La cerimonia. Ivo Muser nella chiesa di via Roma per la messa che ricorda l’ultima cena di Gesù Il monsignore ha celebrato il rito della lavanda dei piedi a dodici persone, quanti gli apostoli 



Merano. È stata la chiesa di Santo Spirito a ospitare, giovedì sera, il vescovo Ivo Muser nella messa che ricorda l’ultima cena di Gesù con i suoi discepoli, l’istituzione dell’Eucaristia e la lavanda dei piedi quale simbolo del servizio agli altri.

“In coena domini”.

La messa “in coena domini” del Giovedì santo ha introdotto al Triduo pasquale - passione, morte e risurrezione di Cristo – centro di tutto l’anno liturgico. «L’Eucaristia ci ricorda il grande dono di amore che Gesù ci ha lasciato come segno della sua continua presenza in mezzo a noi. Un segno che ci chiede non solo di accogliere ma anche di attualizzarlo concretamente, condividendo la nostra vita con i fratelli e le sorelle», ha detto monsignor Muser l’altra sera nella chiesa di via Roma.

Il rito.

Il vescovo ha poi celebrato il rito della lavanda dei piedi a dodici persone, come i dodici apostoli. «È un gesto che compiva lo schiavo – ha ricordato Muser – ma anche un gesto di amore che il figlio riservava ai genitori anziani.
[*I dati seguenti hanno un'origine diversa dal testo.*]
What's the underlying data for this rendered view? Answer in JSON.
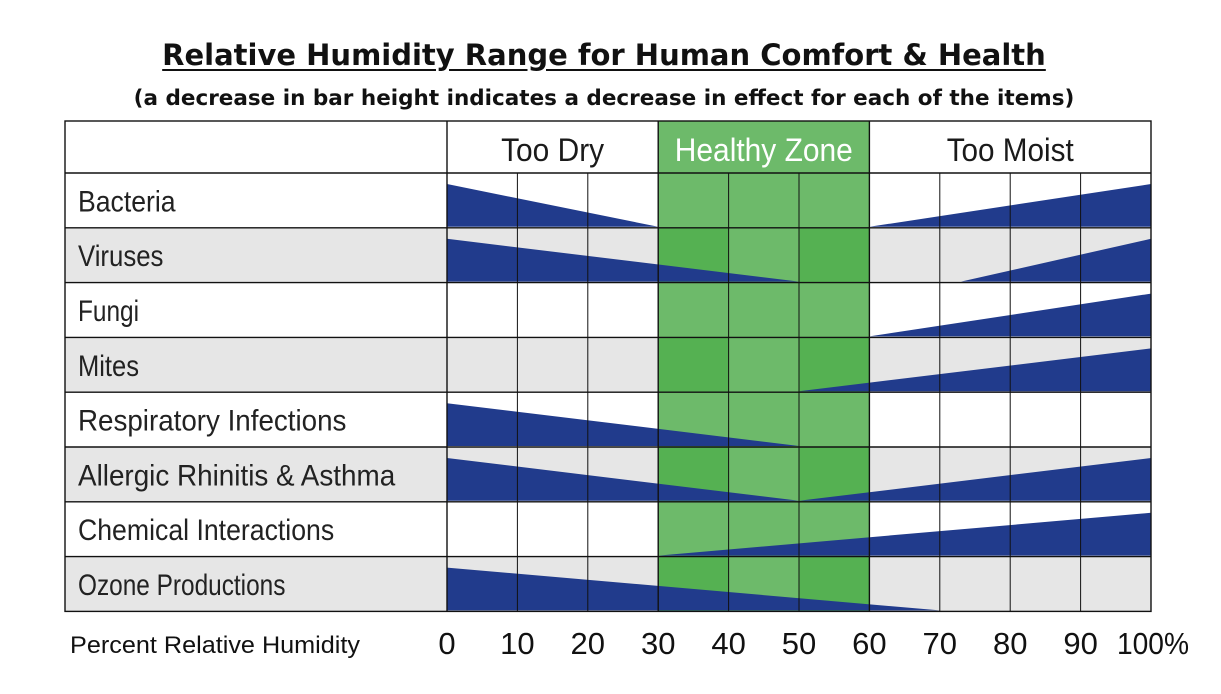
{
  "title": "Relative Humidity Range for Human Comfort & Health",
  "subtitle": "(a decrease in bar height indicates a decrease in effect for each of the items)",
  "colors": {
    "bar": "#213B8C",
    "zone_green_light": "#6DBA6A",
    "zone_green_dark": "#55B152",
    "row_alt": "#E6E6E6",
    "grid": "#111111"
  },
  "chart_data": {
    "type": "area",
    "title": "Relative Humidity Range for Human Comfort & Health",
    "subtitle": "(a decrease in bar height indicates a decrease in effect for each of the items)",
    "xlabel": "Percent Relative Humidity",
    "x_ticks": [
      "0",
      "10",
      "20",
      "30",
      "40",
      "50",
      "60",
      "70",
      "80",
      "90",
      "100%"
    ],
    "xlim": [
      0,
      100
    ],
    "zones": [
      {
        "label": "Too Dry",
        "start": 0,
        "end": 30
      },
      {
        "label": "Healthy Zone",
        "start": 30,
        "end": 60
      },
      {
        "label": "Too Moist",
        "start": 60,
        "end": 100
      }
    ],
    "items": [
      {
        "name": "Bacteria",
        "bars": [
          {
            "from": 0,
            "to": 30,
            "decreasing": true
          },
          {
            "from": 60,
            "to": 100,
            "decreasing": false
          }
        ]
      },
      {
        "name": "Viruses",
        "bars": [
          {
            "from": 0,
            "to": 50,
            "decreasing": true
          },
          {
            "from": 73,
            "to": 100,
            "decreasing": false
          }
        ]
      },
      {
        "name": "Fungi",
        "bars": [
          {
            "from": 60,
            "to": 100,
            "decreasing": false
          }
        ]
      },
      {
        "name": "Mites",
        "bars": [
          {
            "from": 50,
            "to": 100,
            "decreasing": false
          }
        ]
      },
      {
        "name": "Respiratory Infections",
        "bars": [
          {
            "from": 0,
            "to": 50,
            "decreasing": true
          }
        ]
      },
      {
        "name": "Allergic Rhinitis & Asthma",
        "bars": [
          {
            "from": 0,
            "to": 50,
            "decreasing": true
          },
          {
            "from": 50,
            "to": 100,
            "decreasing": false
          }
        ]
      },
      {
        "name": "Chemical Interactions",
        "bars": [
          {
            "from": 30,
            "to": 100,
            "decreasing": false
          }
        ]
      },
      {
        "name": "Ozone Productions",
        "bars": [
          {
            "from": 0,
            "to": 70,
            "decreasing": true
          }
        ]
      }
    ]
  }
}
Gesù lava i piedi di tutti, i piedi di Pietro che lo rinnegherà e i piedi di Giuda che poi lo tradirà. Un gesto che rivela la gratuità smisurata dell’amore di Gesù. Con la lavanda dei piedi e con il dono del suo corpo e del suo sangue, Gesù ha voluto dare ai discepoli un esempio di amore totale, di gratuità e di servizio. Sono i suoi segni distintivi».

L’omelia.

Nella sua omelia a Merano il vescovo ha poi ribadito che «anche noi siamo chiamati a essere servi degli altri, imitando così la solidarietà di Cristo. In questo possiamo dire ‘prima noi’: nell’accoglienza, nella responsabilità, nel servizio. In questo davvero noi cristiani veniamo per primi. Siate solidali!», ha esortato il vescovo.

Porte aperte.

Ricordare alla Chiesa il suo servizio, ha concluso il Muser a Santo Spirito, «non significa privarla della dignità o dell’autorevolezza, ma al contrario aiutarla ad essere se stessa: una Chiesa dalle porte aperte, capace di accogliere tutti. Il mistero della Chiesa si rivela nel servizio, come il suo maestro, Gesù. E Gesù ha donato la sua vita per noi: questo è il testamento che ci lascia nell’ultima sera della sua vita terrena».